While the purveyors of e-cigarettes talk up the technology as a harmless substitute to traditional smoking, there's a fast-mounting body of research saying that's not the whole story. Not only are some e-cigarette substances even more dangerous than tobacco, but there's increasing evidence that vaping encourages people to take up smoking.
Now a new study has found that a significant portion of high-school e-cigarette users have also used their devices to vaporise marijuana.

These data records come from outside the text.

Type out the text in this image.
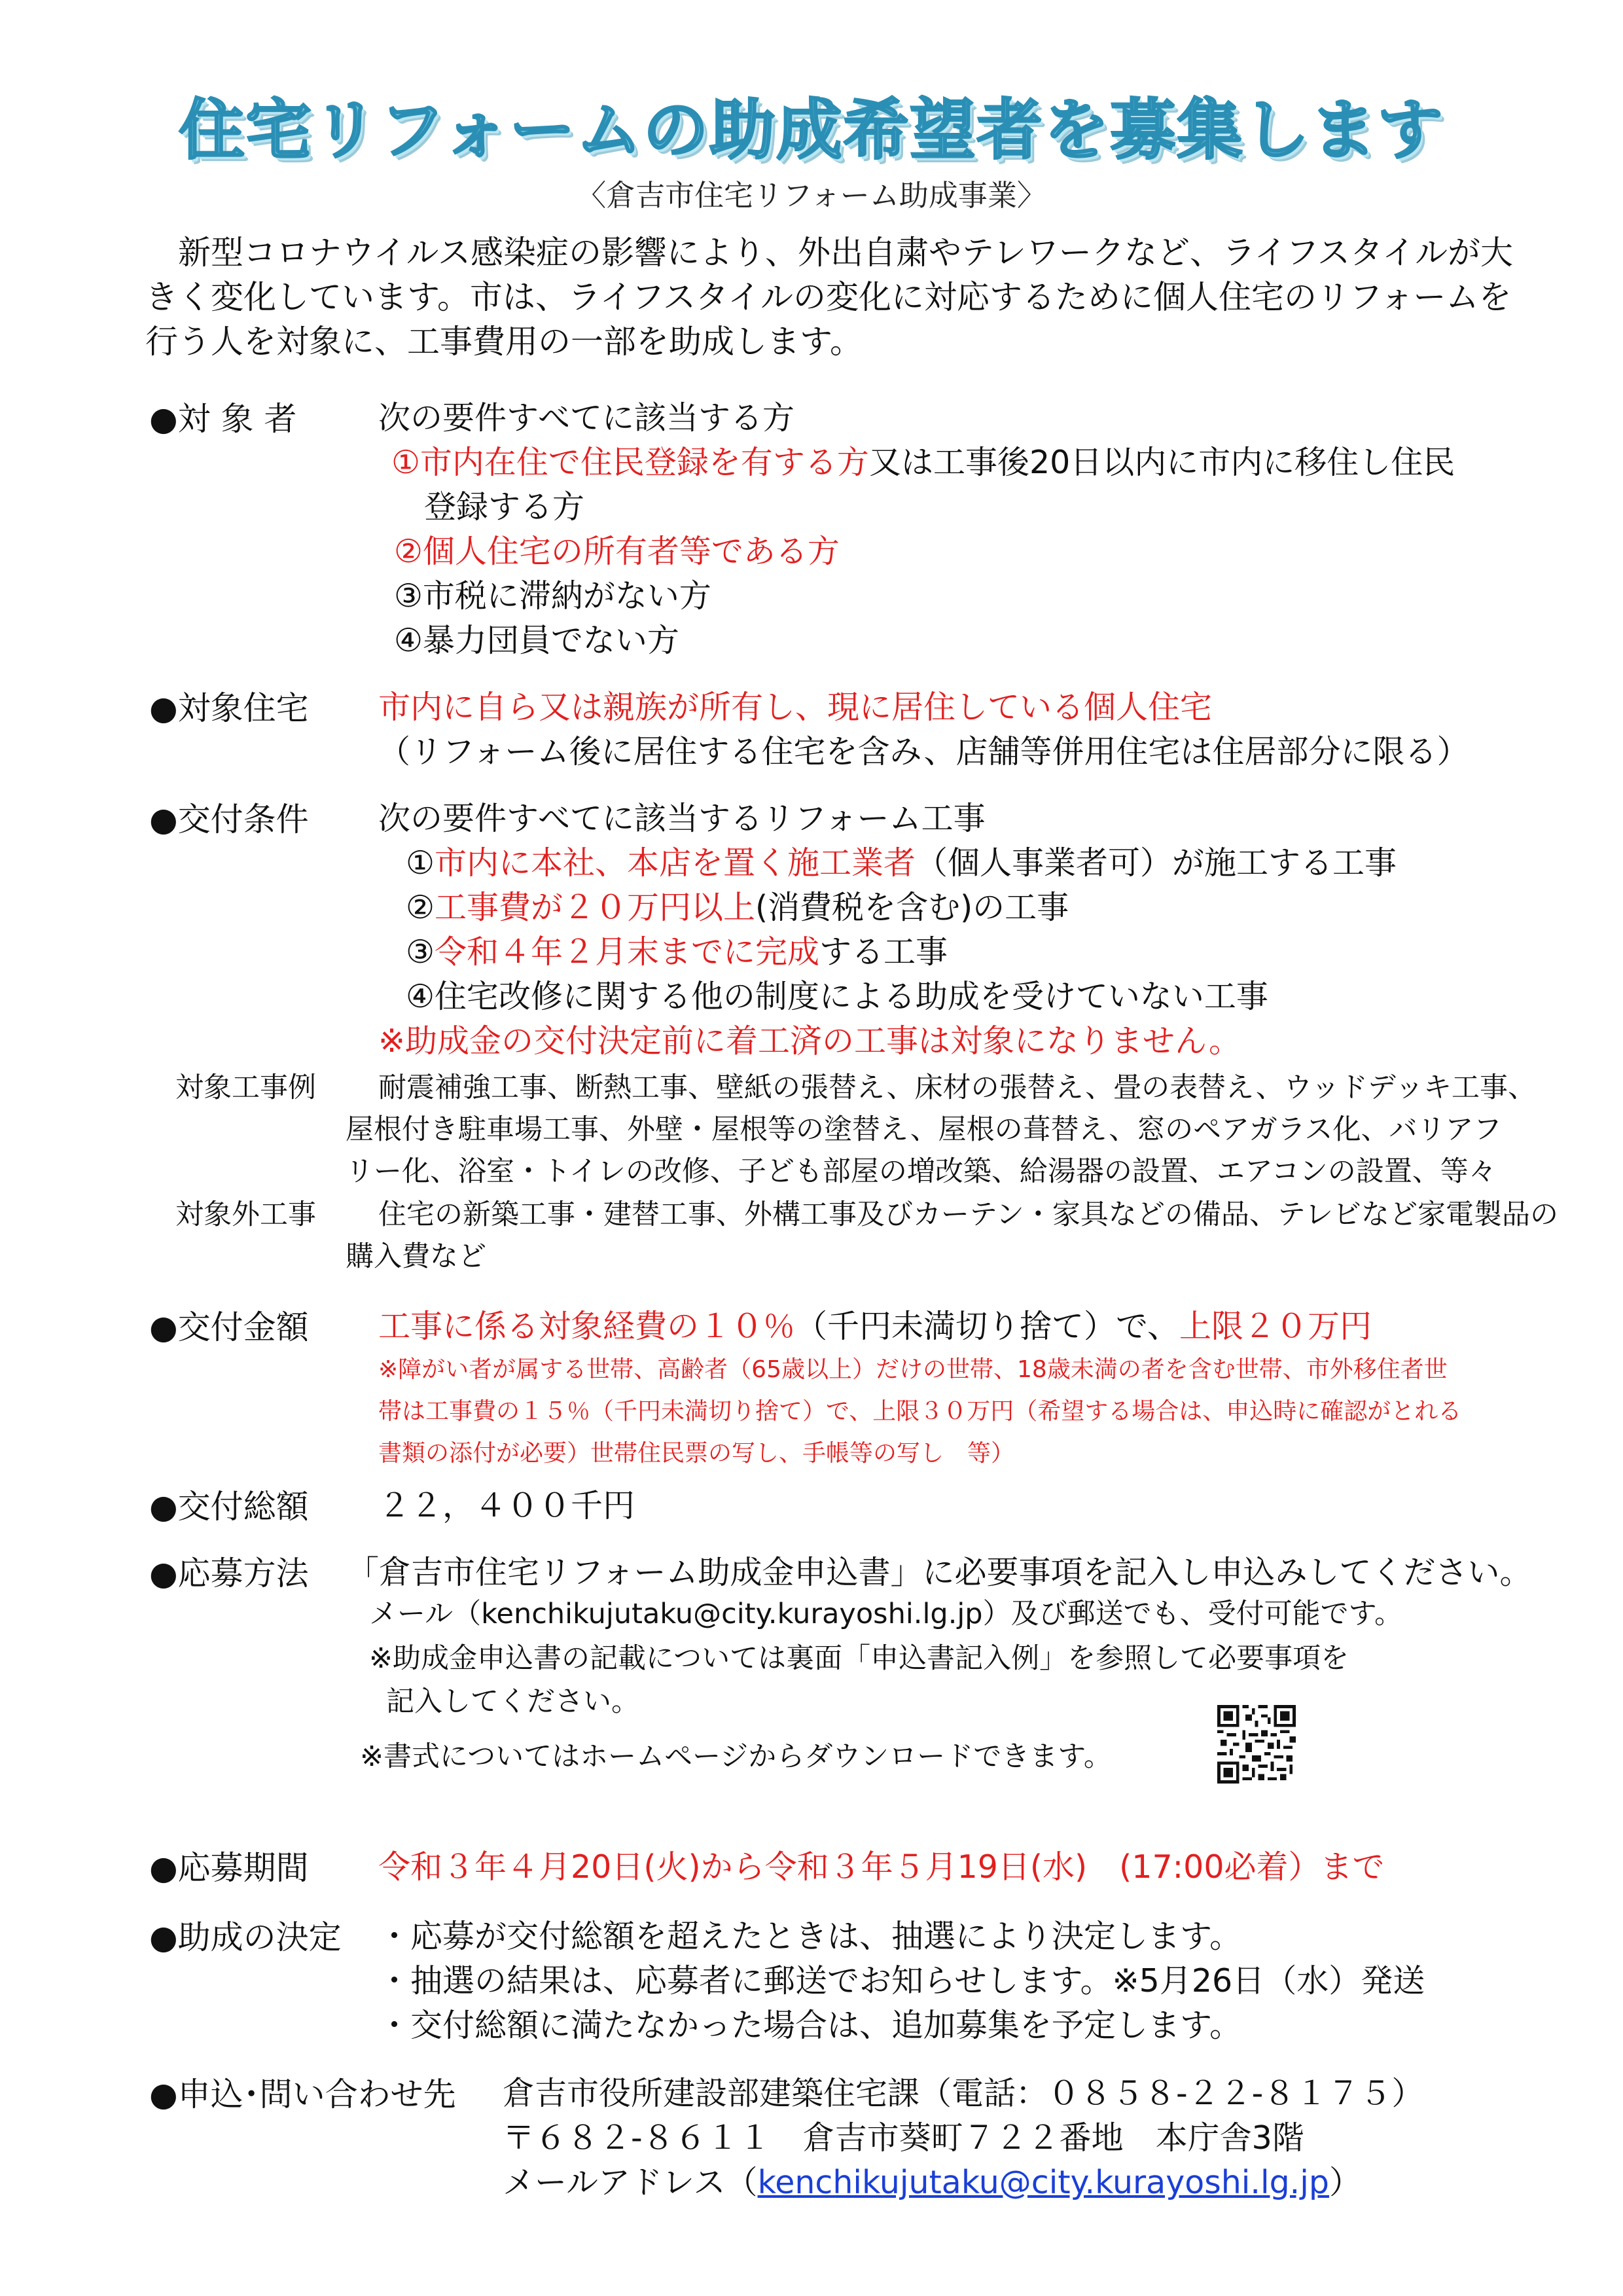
住宅リフォームの助成希望者を募集します
〈倉吉市住宅リフォーム助成事業〉
　新型コロナウイルス感染症の影響により、外出自粛やテレワークなど、ライフスタイルが大きく変化しています。市は、ライフスタイルの変化に対応するために個人住宅のリフォームを行う人を対象に、工事費用の一部を助成します。
●対 象 者	次の要件すべてに該当する方
①市内在住で住民登録を有する方又は工事後20日以内に市内に移住し住民
登録する方
②個人住宅の所有者等である方
③市税に滞納がない方
④暴力団員でない方
●対象住宅 市内に自ら又は親族が所有し、現に居住している個人住宅
（リフォーム後に居住する住宅を含み、店舗等併用住宅は住居部分に限る）
●交付条件 次の要件すべてに該当するリフォーム工事
①市内に本社、本店を置く施工業者（個人事業者可）が施工する工事
②工事費が２０万円以上(消費税を含む)の工事
③令和４年２月末までに完成する工事
④住宅改修に関する他の制度による助成を受けていない工事
※助成金の交付決定前に着工済の工事は対象になりません。
対象工事例 耐震補強工事、断熱工事、壁紙の張替え、床材の張替え、畳の表替え、ウッドデッキ工事、
屋根付き駐車場工事、外壁・屋根等の塗替え、屋根の葺替え、窓のペアガラス化、バリアフ
リー化、浴室・トイレの改修、子ども部屋の増改築、給湯器の設置、エアコンの設置、等々
対象外工事 住宅の新築工事・建替工事、外構工事及びカーテン・家具などの備品、テレビなど家電製品の
購入費など
●交付金額 工事に係る対象経費の１０％（千円未満切り捨て）で、上限２０万円
※障がい者が属する世帯、高齢者（65歳以上）だけの世帯、18歳未満の者を含む世帯、市外移住者世
帯は工事費の１５％（千円未満切り捨て）で、上限３０万円（希望する場合は、申込時に確認がとれる
書類の添付が必要）世帯住民票の写し、手帳等の写し　等）
●交付総額 ２２，４００千円
●応募方法 「倉吉市住宅リフォーム助成金申込書」に必要事項を記入し申込みしてください。
メール（kenchikujutaku@city.kurayoshi.lg.jp）及び郵送でも、受付可能です。
※助成金申込書の記載については裏面「申込書記入例」を参照して必要事項を
記入してください。
※書式についてはホームページからダウンロードできます。
●応募期間 令和３年４月20日(火)から令和３年５月19日(水)　(17:00必着）まで
●助成の決定 ・応募が交付総額を超えたときは、抽選により決定します。
・抽選の結果は、応募者に郵送でお知らせします。※5月26日（水）発送
・交付総額に満たなかった場合は、追加募集を予定します。
●申込･問い合わせ先 倉吉市役所建設部建築住宅課（電話：０８５８-２２-８１７５）
〒６８２-８６１１　倉吉市葵町７２２番地　本庁舎3階
メールアドレス（kenchikujutaku@city.kurayoshi.lg.jp）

According to researchers at Yale University in the US, nearly one in five high school students is looking beyond the standard nicotine and water-based liquids sold for use with the products.
The researchers surveyed 3,847 high-school students in Connecticut and discovered that 18.7 percent of high-school e-cigarette users reported using e-cigarettes to vape cannabis or byproducts like hash oil.
"This is a relatively novel way of using marijuana, and kids are using it at a fairly high rate," said Meghan E. Morean, lead author of the study, in a press release.
Compared to smoking marijuana via conventional means, e-cigarettes – some of which are intentionally designed for use with cannabis-based liquids – offer teenagers a comparatively discreet means of imbibing the substance.
"The smell of vaping marijuana isn't as strong as smoking it, plus the similarity in appearance of hash oil and nicotine solutions make this a really inconspicuous way of using marijuana," said Morean.
The researchers also found that e-cigarette use among teenagers is on the rise, with over a quarter (27.9 percent) of students reporting they vaped.
The findings are published in Pediatrics.